What are the current rules for seeking asylum in the UK?

It is important to remember that it is not illegal to seek asylum in the UK. The 1951 Refugee Convention, of which the UK is a signatory, stipulates that people can seek asylum in any country they choose. Once people arrive in the UK, they’ll go through a rigorous process during which their asylum cases are assessed before being allowed to remain. 

The numbers of people seeking safety are entirely manageable for a rich and stable continent like Europe, and all countries must live up to their global responsibilities to protect refugees and uphold the right to asylum.

What is clear is that the absence of safe and legal routes for seeking asylum in the UK, is an incentive to people smugglers, and human traffickers, pushing people to take greater risks.

Can the UK manage the numbers of new arrivals? 

We must not buy into the false narratives that the UK is under threat from an ‘invasion’ of people. In fact, the numbers of asylum seekers in the UK are manageable.
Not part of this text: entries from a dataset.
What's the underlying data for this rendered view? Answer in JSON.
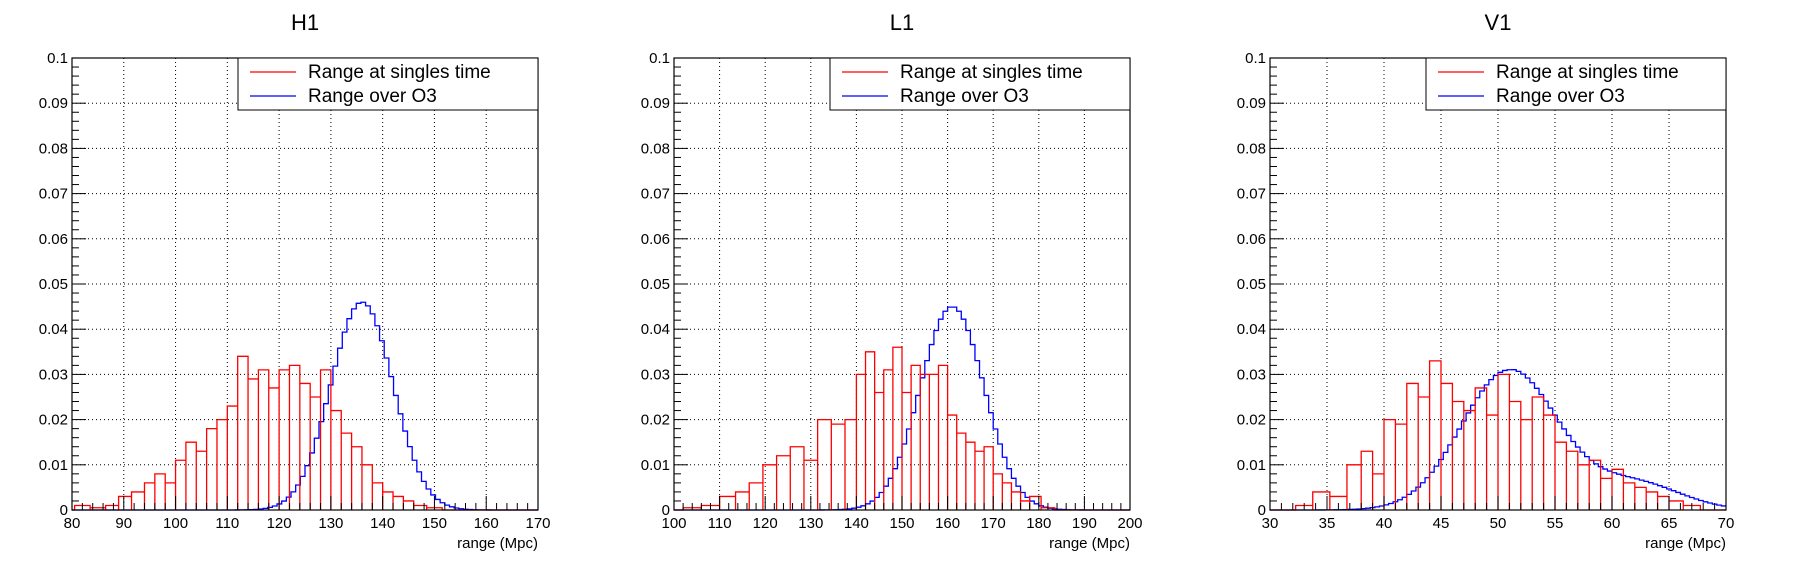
{
  "chart_data": [
    {
      "type": "histogram",
      "title": "H1",
      "xlabel": "range (Mpc)",
      "ylabel": "",
      "xlim": [
        80,
        170
      ],
      "ylim": [
        0,
        0.1
      ],
      "xticks": [
        "80",
        "90",
        "100",
        "110",
        "120",
        "130",
        "140",
        "150",
        "160",
        "170"
      ],
      "yticks": [
        "0",
        "0.01",
        "0.02",
        "0.03",
        "0.04",
        "0.05",
        "0.06",
        "0.07",
        "0.08",
        "0.09",
        "0.1"
      ],
      "grid": true,
      "legend_position": "top-right",
      "series": [
        {
          "name": "Range at singles time",
          "color": "#ff0000",
          "x": [
            [
              82,
              0.001
            ],
            [
              85,
              0.0005
            ],
            [
              88,
              0.001
            ],
            [
              90,
              0.003
            ],
            [
              93,
              0.004
            ],
            [
              95,
              0.006
            ],
            [
              97,
              0.008
            ],
            [
              99,
              0.006
            ],
            [
              101,
              0.011
            ],
            [
              103,
              0.015
            ],
            [
              105,
              0.013
            ],
            [
              107,
              0.018
            ],
            [
              109,
              0.02
            ],
            [
              111,
              0.023
            ],
            [
              113,
              0.034
            ],
            [
              115,
              0.029
            ],
            [
              117,
              0.031
            ],
            [
              119,
              0.027
            ],
            [
              121,
              0.031
            ],
            [
              123,
              0.032
            ],
            [
              125,
              0.028
            ],
            [
              127,
              0.025
            ],
            [
              129,
              0.031
            ],
            [
              131,
              0.022
            ],
            [
              133,
              0.017
            ],
            [
              135,
              0.014
            ],
            [
              137,
              0.01
            ],
            [
              139,
              0.006
            ],
            [
              141,
              0.004
            ],
            [
              143,
              0.003
            ],
            [
              145,
              0.002
            ],
            [
              147,
              0.001
            ],
            [
              150,
              0.0005
            ]
          ]
        },
        {
          "name": "Range over O3",
          "color": "#0000ff",
          "peak_x": 136,
          "peak_y": 0.046,
          "sigma": 6,
          "span": [
            100,
            162
          ]
        }
      ]
    },
    {
      "type": "histogram",
      "title": "L1",
      "xlabel": "range (Mpc)",
      "ylabel": "",
      "xlim": [
        100,
        200
      ],
      "ylim": [
        0,
        0.1
      ],
      "xticks": [
        "100",
        "110",
        "120",
        "130",
        "140",
        "150",
        "160",
        "170",
        "180",
        "190",
        "200"
      ],
      "yticks": [
        "0",
        "0.01",
        "0.02",
        "0.03",
        "0.04",
        "0.05",
        "0.06",
        "0.07",
        "0.08",
        "0.09",
        "0.1"
      ],
      "grid": true,
      "legend_position": "top-right",
      "series": [
        {
          "name": "Range at singles time",
          "color": "#ff0000",
          "x": [
            [
              104,
              0.0005
            ],
            [
              108,
              0.001
            ],
            [
              112,
              0.003
            ],
            [
              115,
              0.004
            ],
            [
              118,
              0.006
            ],
            [
              121,
              0.01
            ],
            [
              124,
              0.012
            ],
            [
              127,
              0.014
            ],
            [
              130,
              0.011
            ],
            [
              133,
              0.02
            ],
            [
              136,
              0.019
            ],
            [
              139,
              0.02
            ],
            [
              141,
              0.03
            ],
            [
              143,
              0.035
            ],
            [
              145,
              0.026
            ],
            [
              147,
              0.031
            ],
            [
              149,
              0.036
            ],
            [
              151,
              0.026
            ],
            [
              153,
              0.032
            ],
            [
              155,
              0.03
            ],
            [
              157,
              0.03
            ],
            [
              159,
              0.032
            ],
            [
              161,
              0.021
            ],
            [
              163,
              0.017
            ],
            [
              165,
              0.015
            ],
            [
              167,
              0.013
            ],
            [
              169,
              0.014
            ],
            [
              171,
              0.008
            ],
            [
              173,
              0.006
            ],
            [
              175,
              0.004
            ],
            [
              177,
              0.002
            ],
            [
              179,
              0.003
            ],
            [
              182,
              0.0005
            ]
          ]
        },
        {
          "name": "Range over O3",
          "color": "#0000ff",
          "peak_x": 161,
          "peak_y": 0.045,
          "sigma": 7,
          "span": [
            120,
            192
          ]
        }
      ]
    },
    {
      "type": "histogram",
      "title": "V1",
      "xlabel": "range (Mpc)",
      "ylabel": "",
      "xlim": [
        30,
        70
      ],
      "ylim": [
        0,
        0.1
      ],
      "xticks": [
        "30",
        "35",
        "40",
        "45",
        "50",
        "55",
        "60",
        "65",
        "70"
      ],
      "yticks": [
        "0",
        "0.01",
        "0.02",
        "0.03",
        "0.04",
        "0.05",
        "0.06",
        "0.07",
        "0.08",
        "0.09",
        "0.1"
      ],
      "grid": true,
      "legend_position": "top-right",
      "series": [
        {
          "name": "Range at singles time",
          "color": "#ff0000",
          "x": [
            [
              33,
              0.001
            ],
            [
              34.5,
              0.004
            ],
            [
              36,
              0.003
            ],
            [
              37.5,
              0.01
            ],
            [
              38.5,
              0.013
            ],
            [
              39.5,
              0.008
            ],
            [
              40.5,
              0.02
            ],
            [
              41.5,
              0.019
            ],
            [
              42.5,
              0.028
            ],
            [
              43.5,
              0.025
            ],
            [
              44.5,
              0.033
            ],
            [
              45.5,
              0.028
            ],
            [
              46.5,
              0.024
            ],
            [
              47.5,
              0.022
            ],
            [
              48.5,
              0.027
            ],
            [
              49.5,
              0.021
            ],
            [
              50.5,
              0.03
            ],
            [
              51.5,
              0.024
            ],
            [
              52.5,
              0.02
            ],
            [
              53.5,
              0.025
            ],
            [
              54.5,
              0.021
            ],
            [
              55.5,
              0.015
            ],
            [
              56.5,
              0.013
            ],
            [
              57.5,
              0.01
            ],
            [
              58.5,
              0.011
            ],
            [
              59.5,
              0.007
            ],
            [
              60.5,
              0.009
            ],
            [
              61.5,
              0.006
            ],
            [
              62.5,
              0.005
            ],
            [
              63.5,
              0.004
            ],
            [
              64.5,
              0.003
            ],
            [
              65.5,
              0.002
            ],
            [
              67,
              0.001
            ]
          ]
        },
        {
          "name": "Range over O3",
          "color": "#0000ff",
          "peak_x": 51,
          "peak_y": 0.031,
          "sigma": 4.2,
          "span": [
            33,
            70
          ],
          "shoulder_x": 62,
          "shoulder_y": 0.006,
          "shoulder_sigma": 4
        }
      ]
    }
  ]
}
It is important to have a sense of perspective. Though a record number of people have made the crossing from France to the UK this year - showing the need for safe routes - the number of refugees and asylum seekers in the country is relatively small, considering that 85% of the world’s refugees are living in countries neighbouring their country of origin.

What needs to be done?

There are a number of simple measures that the UK can adopt to help alleviate this situation and prevent more deaths. People seeking safety should not be forced to make life-threatening journeys in order to seek asylum, which is why safe and legal routes must be urgently established. The Government should also invest in the asylum system so that all claims are heard quickly and fairly.

The IRC is calling for an urgent change in approach. Politicians must stop turning human tragedy into political point-scoring. It is time to move away from the model of deterrence, which has already caused untold human misery, and towards cooperation between European countries.